We want to understand how the number of steps changes when the matrix gets bigger.
Analyze the time complexity of the following code snippet.
import numpy as np
from scipy import linalg
n = 100
A = np.random.rand(n, n) # Create an n x n matrix
B = np.random.rand(n, n) # Create another n x n matrix
C = A + B # Matrix addition
D = linalg.inv(A) # Matrix inversion
This code creates two square matrices, adds them, and then finds the inverse of one matrix.
- Primary operation: Matrix inversion involves many repeated calculations internally, such as row operations or decompositions.
- How many times: These internal steps scale with the square and cube of the matrix size, depending on the operation.
As the matrix size n grows, the time to add matrices grows slower than the time to invert a matrix.
| Input Size (n) | Approx. Operations for Addition | Approx. Operations for Inversion |
|---|---|---|
| 10 | 100 | 1,000 |
| 100 | 10,000 | 1,000,000 |
| 1000 | 1,000,000 | 1,000,000,000 |
Pattern observation: Addition grows with the square of n, but inversion grows roughly with the cube of n, so inversion gets much slower as n increases.
Time Complexity: O(n^3)
This means that as the matrix size doubles, the time to invert it roughly increases eight times.

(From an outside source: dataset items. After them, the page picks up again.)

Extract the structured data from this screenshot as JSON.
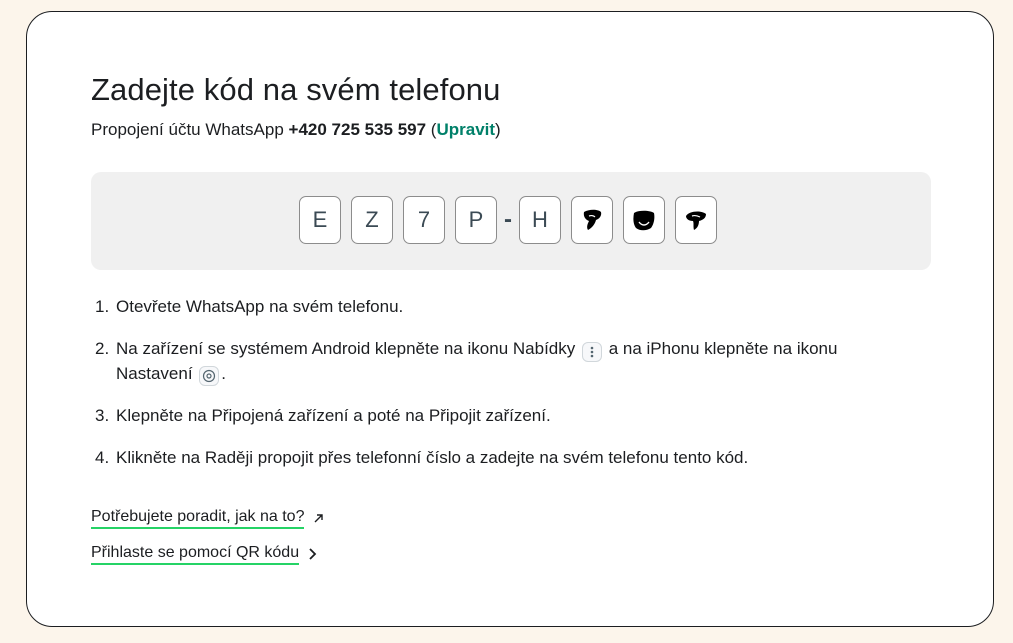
{
  "title": "Zadejte kód na svém telefonu",
  "subtitle": {
    "prefix": "Propojení účtu WhatsApp ",
    "phone": "+420 725 535 597",
    "open_paren": " (",
    "edit_label": "Upravit",
    "close_paren": ")"
  },
  "code": {
    "characters": [
      "E",
      "Z",
      "7",
      "P",
      "H",
      "",
      "",
      ""
    ],
    "separator": "-",
    "redacted_count": 3
  },
  "steps": [
    {
      "number": "1.",
      "text": "Otevřete WhatsApp na svém telefonu."
    },
    {
      "number": "2.",
      "text_a": "Na zařízení se systémem Android klepněte na ikonu Nabídky",
      "text_b": "a na iPhonu klepněte na ikonu Nastavení",
      "text_c": "."
    },
    {
      "number": "3.",
      "text": "Klepněte na Připojená zařízení a poté na Připojit zařízení."
    },
    {
      "number": "4.",
      "text": "Klikněte na Raději propojit přes telefonní číslo a zadejte na svém telefonu tento kód."
    }
  ],
  "links": {
    "help": "Potřebujete poradit, jak na to?",
    "qr": "Přihlaste se pomocí QR kódu"
  },
  "colors": {
    "background": "#fcf5eb",
    "accent": "#008069",
    "link_underline": "#25d366"
  }
}
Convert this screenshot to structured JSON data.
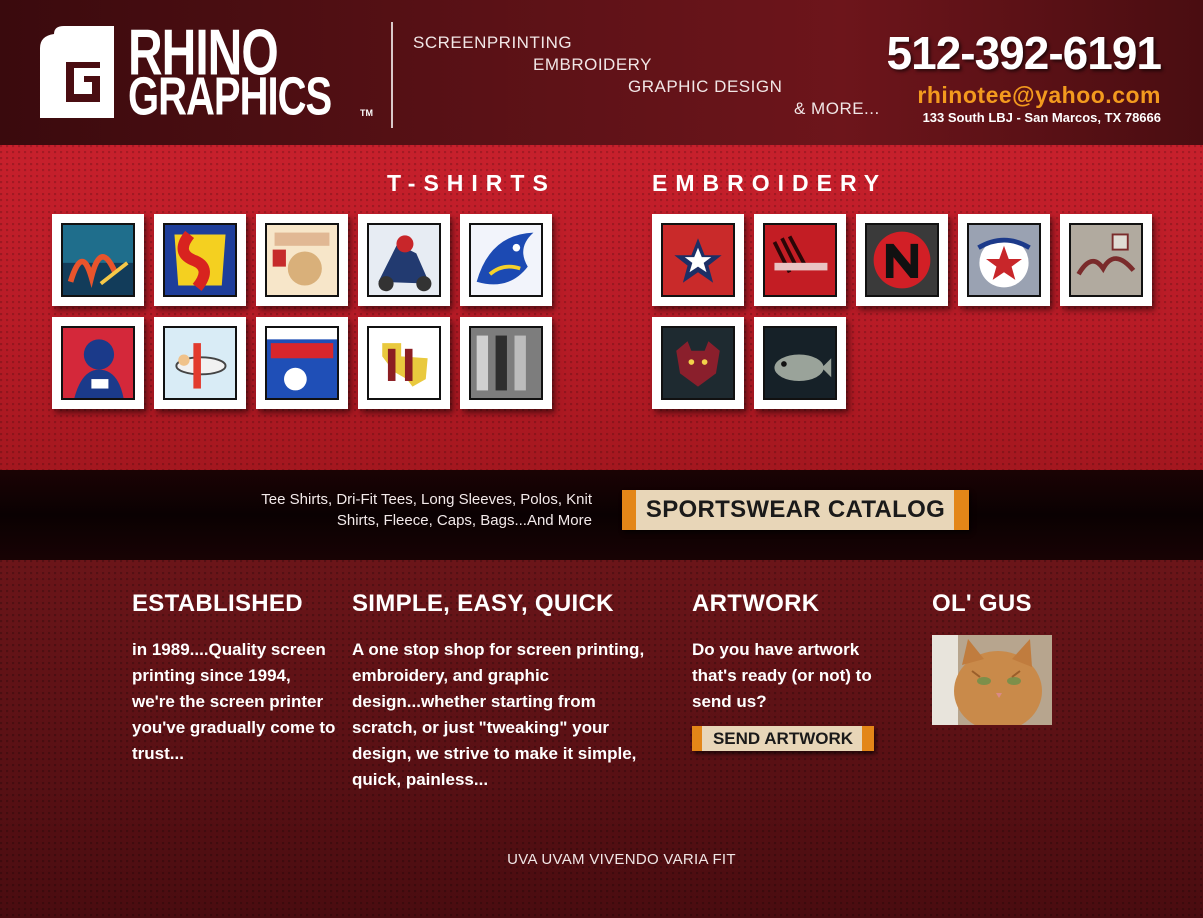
{
  "brand": {
    "line1": "RHINO",
    "line2": "GRAPHICS",
    "tm": "TM"
  },
  "services": [
    "SCREENPRINTING",
    "EMBROIDERY",
    "GRAPHIC DESIGN",
    "& MORE..."
  ],
  "contact": {
    "phone": "512-392-6191",
    "email": "rhinotee@yahoo.com",
    "address": "133 South LBJ - San Marcos, TX 78666"
  },
  "gallery": {
    "tshirts_title": "T-SHIRTS",
    "embroidery_title": "EMBROIDERY",
    "tshirts": [
      {
        "name": "aloha-delta"
      },
      {
        "name": "south-africa"
      },
      {
        "name": "operation-iraqi-freedom"
      },
      {
        "name": "motocross"
      },
      {
        "name": "marlin"
      },
      {
        "name": "football-player"
      },
      {
        "name": "airplane-cartoon"
      },
      {
        "name": "cfpo-pal-super-bowl"
      },
      {
        "name": "texas-outline"
      },
      {
        "name": "hn-photo"
      }
    ],
    "embroidery": [
      {
        "name": "texans-star"
      },
      {
        "name": "lyn-contract"
      },
      {
        "name": "red-raiders"
      },
      {
        "name": "softball"
      },
      {
        "name": "montana"
      },
      {
        "name": "bobcat"
      },
      {
        "name": "bass-fish"
      }
    ]
  },
  "strip": {
    "text": "Tee Shirts, Dri-Fit Tees, Long Sleeves, Polos, Knit Shirts, Fleece, Caps, Bags...And More",
    "catalog_button": "SPORTSWEAR CATALOG"
  },
  "columns": {
    "established": {
      "title": "ESTABLISHED",
      "body": "in 1989....Quality screen printing since 1994, we're the screen printer you've gradually come to trust..."
    },
    "simple": {
      "title": "SIMPLE, EASY, QUICK",
      "body": "A one stop shop for screen printing, embroidery, and graphic design...whether starting from scratch, or just \"tweaking\" your design, we strive to make it simple, quick, painless..."
    },
    "artwork": {
      "title": "ARTWORK",
      "body": "Do you have artwork that's ready (or not) to send us?",
      "button": "SEND ARTWORK"
    },
    "gus": {
      "title": "OL' GUS"
    }
  },
  "footer": {
    "motto": "UVA UVAM VIVENDO VARIA FIT"
  },
  "colors": {
    "accent_orange": "#f39a1e",
    "band_red": "#c7202c",
    "dark_red": "#5e1216",
    "button_cream": "#e8d6b8"
  }
}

[X] Wrong: "Matrix addition and inversion take about the same time because they both work on the whole matrix."
[OK] Correct: Addition just adds each element once, so it grows with n squared, but inversion does many more complex steps, making it much slower as size grows.
Understanding how matrix operations scale helps you explain your choices when working with data or algorithms that use matrices, showing you know what affects performance.
"What if we replaced matrix inversion with matrix multiplication? How would the time complexity change?"